Now turn off System Restore:

On the Desktop, right-click My Computer.
Click Properties.
Click the System Restore tab.
Check Turn off System Restore.
Click Apply, and then click OK.

Restart your computer, turn System Restore back on and create a restore point.

To create a restore point:

Single-click Start and point to All Programs.
Mouse over Accessories, then System Tools, and select System Restore.
In the System Restore wizard, select the box next the text labeled "Create a restore point" and click the Next button.
Type a description for your new restore point.
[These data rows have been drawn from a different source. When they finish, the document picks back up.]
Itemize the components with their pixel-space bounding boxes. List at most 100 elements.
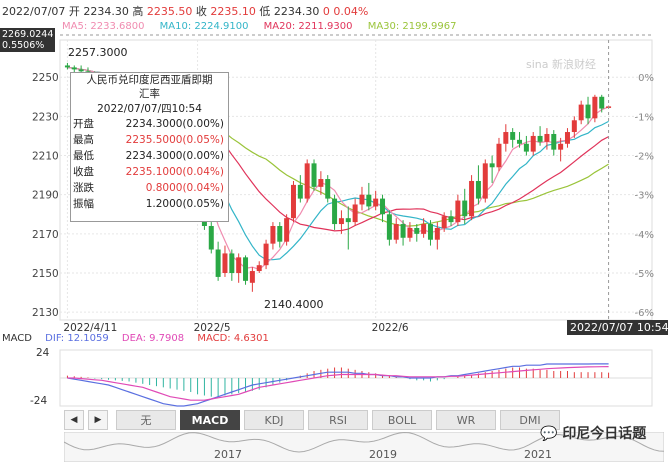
low-value: 2234.30 [273, 5, 320, 18]
candle-body [263, 243, 269, 266]
candle-body [434, 227, 440, 240]
tab-1[interactable]: MACD [180, 410, 240, 430]
macd-y-top: 24 [36, 347, 50, 359]
dif-label: DIF: 12.1059 [45, 333, 109, 344]
candle-body [393, 224, 399, 240]
tooltip-title-2: 汇率 [139, 88, 160, 100]
close-value: 2235.10 [210, 5, 256, 18]
wechat-logo: 💬 印尼今日话题 [540, 423, 646, 443]
candle-body [455, 200, 461, 223]
ma-legend: MA5: 2233.6800 MA10: 2224.9100 MA20: 221… [62, 21, 469, 32]
candle-body [229, 253, 235, 274]
tab-3[interactable]: RSI [308, 410, 368, 430]
candle-body [523, 143, 529, 152]
candle-body [386, 214, 392, 240]
candle-body [325, 179, 331, 199]
ma30-label: MA30: 2199.9967 [367, 21, 457, 32]
y-pct-label: -3% [635, 191, 654, 202]
candle-body [352, 204, 358, 223]
candle-body [338, 218, 344, 225]
tooltip-row: 振幅 1.2000(0.05%) [71, 196, 228, 212]
candle-body [380, 198, 386, 215]
tooltip-row-value: 2234.3000(0.00%) [125, 150, 224, 162]
candle-body [270, 226, 276, 244]
overview-year-label: 2021 [524, 448, 552, 461]
wechat-icon: 💬 [540, 426, 563, 442]
candle-body [208, 226, 214, 250]
candle-body [277, 226, 283, 242]
macd-legend: MACD DIF: 12.1059 DEA: 9.7908 MACD: 4.63… [2, 333, 279, 344]
macd-title: MACD [2, 333, 32, 344]
candle-body [64, 65, 70, 68]
quote-date: 2022/07/07 [2, 5, 66, 18]
y-tick-label: 2170 [32, 229, 59, 241]
candle-body [297, 184, 303, 199]
close-label: 收 [195, 5, 207, 18]
tab-2[interactable]: KDJ [244, 410, 304, 430]
candle-body [304, 163, 310, 199]
low-annotation: 2140.4000 [264, 298, 324, 311]
change-value: 0 [322, 5, 330, 18]
tooltip-row-label: 收盘 [73, 166, 94, 178]
candle-body [318, 179, 324, 187]
high-annotation: 2257.3000 [68, 46, 128, 59]
candle-body [558, 143, 564, 150]
candle-body [469, 180, 475, 217]
macd-y-bottom: -24 [30, 395, 47, 407]
y-pct-label: -5% [635, 269, 654, 280]
high-label: 高 [132, 5, 144, 18]
tooltip-row: 开盘 2234.3000(0.00%) [71, 116, 228, 132]
candle-body [585, 104, 591, 119]
prev-arrow-icon[interactable]: ◀ [64, 410, 84, 430]
candle-body [215, 249, 221, 277]
dif-line [67, 363, 609, 407]
candle-body [489, 163, 495, 168]
candle-body [311, 163, 317, 187]
candle-body [517, 139, 523, 144]
candle-body [496, 143, 502, 168]
logo-text: 印尼今日话题 [562, 426, 647, 442]
next-arrow-icon[interactable]: ▶ [88, 410, 108, 430]
tab-6[interactable]: DMI [500, 410, 560, 430]
candle-body [359, 194, 365, 205]
tab-5[interactable]: WR [436, 410, 496, 430]
tooltip-row: 涨跌 0.8000(0.04%) [71, 180, 228, 196]
candlestick-chart[interactable]: 2250 0% 2230 -1% 2210 -2% 2190 -3% 2170 -4% 2150 -5… [0, 32, 668, 412]
overview-navigator[interactable]: 2017 2019 2021 [64, 432, 664, 462]
ma20-label: MA20: 2211.9300 [263, 21, 353, 32]
candle-body [256, 265, 262, 272]
candle-body [510, 132, 516, 140]
overview-year-label: 2019 [369, 448, 397, 461]
candle-body [448, 216, 454, 223]
crosshair-time-badge: 2022/07/07 10:54 [567, 320, 668, 335]
x-tick-label: 2022/6 [372, 322, 409, 334]
tab-0[interactable]: 无 [116, 410, 176, 430]
candle-body [373, 198, 379, 207]
crosshair-price: 2269.0244 [2, 29, 54, 40]
tooltip-row-label: 最高 [73, 134, 94, 146]
x-tick-label: 2022/4/11 [63, 322, 117, 334]
open-value: 2234.30 [83, 5, 129, 18]
candle-body [530, 135, 536, 152]
sina-watermark: sina 新浪财经 [526, 58, 596, 71]
candle-body [71, 67, 77, 70]
tab-4[interactable]: BOLL [372, 410, 432, 430]
candle-body [414, 227, 420, 234]
candle-body [421, 224, 427, 234]
quote-header: 2022/07/07 开 2234.30 高 2235.50 收 2235.10… [2, 3, 368, 19]
y-tick-label: 2190 [32, 190, 59, 202]
candle-body [400, 224, 406, 238]
candle-body [407, 227, 413, 238]
y-tick-label: 2150 [32, 268, 59, 280]
y-tick-label: 2210 [32, 151, 59, 163]
ma10-label: MA10: 2224.9100 [159, 21, 249, 32]
candle-body [544, 133, 550, 142]
candle-body [592, 96, 598, 119]
overview-frame [64, 432, 664, 462]
y-tick-label: 2130 [32, 307, 59, 319]
candle-body [427, 224, 433, 240]
candle-body [482, 163, 488, 199]
candle-body [332, 198, 338, 225]
candle-body [236, 257, 242, 274]
overview-year-label: 2017 [214, 448, 242, 461]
Something like "After trojan/spyware cleanup". Click Create and you're done.

Check this out for info on how to tighten your security settings and some good free tools to help prevent this from happening again.

 

[Cindy0515]

Hi
Here is the results from the scan I am trying to get rid of it but I am not sure how to>> Cindy


Incident Status Location

Spyware:Spyware/CommonName No disinfected C:\WINNT\system32\winnet.ini
Spyware:Spyware/New.net No disinfected C:\WINNT\NDNuninstall*.exe
Spyware:Spyware/BargainBuddy No disinfected Windows Registry
Adware:Adware/KeenValue No disinfected C:\Program Files\Common Files\Updater
Adware:Adware/BookedSpace No disinfected C:\WINNT\bsx32
Adware:Adware/WinTools No disinfected Windows Registry
Adware:Adware/WUpd No disinfected C:\Program Files\Media Access
Spyware:Spyware/Virtumonde No disinfected C:\WINNT\bsx32.ini
Adware:Adware/Stopzilla No disinfected Windows Registry

 

[Cindy0515]

I tried to get rid of these files but its not working. Please advise.... Thank You Cindy

 

[Flrman1]

That is the same list of files and folders that I had you delete two or three posts back. Where did you get that list? Is it the old one or did you do a new scan and get that from it?